Kegelisahan Oppenheimer, Kegelisahan Kita
”Bapak Atom” Oppenheimer pun ngeri melihat ledakan bom atom di New Mexico dan Jepang, lalu ”insaf”. Sejumlah negara malah berlomba-lomba membuat bom yang lebih dahsyat.
”Sekarang, saya menjadi Kematian, penghancur dunia”. Kutipan terkenal ”Bapak Atom” J Robert Oppenheimer yang diambil dari kitab Bhagavad-Gita itu kembali beredar luas setelah film Oppenheimer yang disutradarai Christopher Nolan tayang di seluruh dunia sejak 21 Juli 2023. Kisah fisikawan Amerika Serikat yang memimpin Proyek Manhattan di Los Alamos pada awal 1942 untuk membangun bom atom selama Perang Dunia II itu tetap relevan sampai sekarang karena dunia masih hidup dalam bayang-bayang bom dan nuklir.
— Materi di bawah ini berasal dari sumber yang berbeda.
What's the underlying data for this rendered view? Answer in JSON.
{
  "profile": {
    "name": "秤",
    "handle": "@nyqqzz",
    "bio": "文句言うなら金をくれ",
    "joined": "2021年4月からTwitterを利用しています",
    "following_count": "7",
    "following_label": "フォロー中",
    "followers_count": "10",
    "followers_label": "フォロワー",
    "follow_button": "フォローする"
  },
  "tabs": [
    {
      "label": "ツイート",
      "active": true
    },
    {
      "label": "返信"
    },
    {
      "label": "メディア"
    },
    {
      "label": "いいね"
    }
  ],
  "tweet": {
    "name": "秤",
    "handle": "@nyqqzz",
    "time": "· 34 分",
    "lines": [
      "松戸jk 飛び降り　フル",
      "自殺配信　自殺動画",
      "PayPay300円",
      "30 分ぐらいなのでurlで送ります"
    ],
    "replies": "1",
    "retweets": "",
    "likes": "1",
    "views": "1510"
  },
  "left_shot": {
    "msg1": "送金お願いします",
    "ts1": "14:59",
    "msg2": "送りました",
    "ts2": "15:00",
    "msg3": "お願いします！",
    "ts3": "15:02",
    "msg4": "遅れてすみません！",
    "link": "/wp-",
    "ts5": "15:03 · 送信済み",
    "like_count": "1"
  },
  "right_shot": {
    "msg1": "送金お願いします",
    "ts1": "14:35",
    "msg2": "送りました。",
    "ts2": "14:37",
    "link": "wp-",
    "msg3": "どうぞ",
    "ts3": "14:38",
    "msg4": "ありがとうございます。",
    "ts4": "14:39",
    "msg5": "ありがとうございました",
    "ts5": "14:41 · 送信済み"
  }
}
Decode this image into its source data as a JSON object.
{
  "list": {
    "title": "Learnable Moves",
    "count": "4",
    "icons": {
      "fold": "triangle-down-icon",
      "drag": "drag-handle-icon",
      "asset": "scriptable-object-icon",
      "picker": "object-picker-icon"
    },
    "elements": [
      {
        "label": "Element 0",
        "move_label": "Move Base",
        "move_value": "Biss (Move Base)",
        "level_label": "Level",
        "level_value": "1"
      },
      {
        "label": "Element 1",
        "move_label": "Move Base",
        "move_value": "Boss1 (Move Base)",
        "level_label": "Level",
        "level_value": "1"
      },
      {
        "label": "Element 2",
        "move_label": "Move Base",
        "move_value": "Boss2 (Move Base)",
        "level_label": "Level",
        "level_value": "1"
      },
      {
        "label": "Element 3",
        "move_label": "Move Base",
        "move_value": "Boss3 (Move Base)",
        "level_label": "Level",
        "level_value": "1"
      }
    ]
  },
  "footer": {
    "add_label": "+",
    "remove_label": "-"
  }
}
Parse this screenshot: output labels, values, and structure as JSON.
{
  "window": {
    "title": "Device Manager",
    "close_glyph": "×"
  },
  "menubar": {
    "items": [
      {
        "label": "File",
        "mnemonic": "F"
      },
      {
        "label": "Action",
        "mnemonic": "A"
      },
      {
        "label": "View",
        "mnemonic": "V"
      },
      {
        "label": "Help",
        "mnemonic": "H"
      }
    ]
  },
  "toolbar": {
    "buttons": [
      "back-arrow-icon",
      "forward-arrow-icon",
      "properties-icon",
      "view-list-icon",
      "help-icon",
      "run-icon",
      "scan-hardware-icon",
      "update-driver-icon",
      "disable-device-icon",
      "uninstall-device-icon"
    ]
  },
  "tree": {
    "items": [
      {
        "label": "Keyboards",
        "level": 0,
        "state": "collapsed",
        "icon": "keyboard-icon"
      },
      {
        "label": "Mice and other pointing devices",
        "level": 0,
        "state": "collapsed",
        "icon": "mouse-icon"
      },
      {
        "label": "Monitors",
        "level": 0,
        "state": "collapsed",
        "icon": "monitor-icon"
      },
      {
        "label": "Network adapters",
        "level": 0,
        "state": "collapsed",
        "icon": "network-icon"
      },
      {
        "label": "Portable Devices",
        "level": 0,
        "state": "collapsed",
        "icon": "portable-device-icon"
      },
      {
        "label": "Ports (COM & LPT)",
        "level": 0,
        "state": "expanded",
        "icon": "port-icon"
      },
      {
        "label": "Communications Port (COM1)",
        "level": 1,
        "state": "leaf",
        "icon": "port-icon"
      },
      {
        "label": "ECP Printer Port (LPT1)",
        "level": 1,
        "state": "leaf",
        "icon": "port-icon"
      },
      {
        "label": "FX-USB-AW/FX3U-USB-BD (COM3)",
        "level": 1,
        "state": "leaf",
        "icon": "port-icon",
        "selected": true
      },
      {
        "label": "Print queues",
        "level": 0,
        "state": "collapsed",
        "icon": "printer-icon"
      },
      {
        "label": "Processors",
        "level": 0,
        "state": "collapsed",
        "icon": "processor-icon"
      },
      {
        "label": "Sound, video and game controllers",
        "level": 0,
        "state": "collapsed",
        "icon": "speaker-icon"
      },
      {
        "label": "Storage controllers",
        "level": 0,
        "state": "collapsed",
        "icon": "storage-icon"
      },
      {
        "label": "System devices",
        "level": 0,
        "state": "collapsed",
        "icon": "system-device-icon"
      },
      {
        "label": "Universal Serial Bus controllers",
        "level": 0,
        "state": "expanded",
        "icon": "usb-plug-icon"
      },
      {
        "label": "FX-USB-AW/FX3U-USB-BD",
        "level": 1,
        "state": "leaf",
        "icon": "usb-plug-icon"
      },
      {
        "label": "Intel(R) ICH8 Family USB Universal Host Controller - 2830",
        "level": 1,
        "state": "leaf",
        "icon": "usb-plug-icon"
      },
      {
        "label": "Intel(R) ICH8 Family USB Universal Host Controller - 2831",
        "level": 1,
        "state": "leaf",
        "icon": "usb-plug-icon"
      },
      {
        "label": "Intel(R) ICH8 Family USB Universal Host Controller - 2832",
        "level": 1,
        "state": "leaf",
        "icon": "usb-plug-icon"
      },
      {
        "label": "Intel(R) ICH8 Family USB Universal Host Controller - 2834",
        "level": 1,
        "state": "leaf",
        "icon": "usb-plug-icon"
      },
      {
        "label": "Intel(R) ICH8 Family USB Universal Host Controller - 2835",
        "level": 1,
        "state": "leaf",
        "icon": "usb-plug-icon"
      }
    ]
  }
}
Apalagi dengan adanya perang Rusia-Ukraina yang meningkatkan risiko itu. Belum lagi ketegangan antarnegara, seperti China-Amerika Serikat, China-Taiwan, India-Pakistan, India-China, dan Korea Utara-Korea Selatan-Jepang. Dunia masih hidup di zaman nuklir yang dibantu diwujudkan Oppenheimer pada 1945. Dunia juga masih dihadapkan pada dilema moral dan politik yang sama dengan yang dialami Oppenheimer soal bagaimana mengelola ancaman yang ditimbulkan oleh senjata pemusnah massal.
Baca juga : Indonesia Tegaskan Kawasan Asia Tenggara Bebas Senjata Nuklir
Film Oppenheimer menawarkan kesempatan untuk menghidupkan kembali perdebatan mengenai ancaman nuklir. Ketika AS menjatuhkan bom atom ke kota Hiroshima dan Nagasaki, Jepang menyerah. PD II berakhir dan Oppenheimer dipuji sebagai pahlawan. Padahal, Oppenheimer terguncang dan merasa ngeri dengan kekuatan teknologi yang dia ciptakan sendiri.
Beberapa tahun kemudian, pada 1954, izin keamanan Oppenheimer dicabut karena ia dianggap sebagai ancaman keamanan negara. Alasannya, ia memiliki hubungan dengan gerakan kiri di University of California, Berkeley. Ini karena kekasih dan saudara laki-lakinya, Frank, tergabung dalam Partai Komunis. Selain itu, ada alasan lain.
Setelah melihat hasil ledakan nuklir di Los Alamos dan Jepang, Oppenheimer tidak mau lagi disuruh membantu membuat bom yang lebih kuat atau bom hidrogen. Kisah Oppenheimer dalam film itu sebenarnya peringatan bagi para pemimpin dunia. ”Senjata atom adalah bahaya yang memengaruhi hidup semua orang di dunia. Masalah ini harus ditangani bersama secara bertanggung jawab,” kata Oppenheimer.
Ini menjadi akhir dari karier Oppenheimer di pemerintahan. Ia tidak lagi memiliki kemampuan untuk memengaruhi masa depan energi atom dalam Perang Dingin. Banyak fisikawan, termasuk Albert Einstein, yang juga kecewa karena AS telah menjatuhkan bom tanpa peringatan pada musuh yang sudah dikalahkan. Oppenheimer berharap munculnya bom atom itu akan membuat orang tidak mau lagi berperang dan menciptakan kontrol internasional atas senjata semacam itu.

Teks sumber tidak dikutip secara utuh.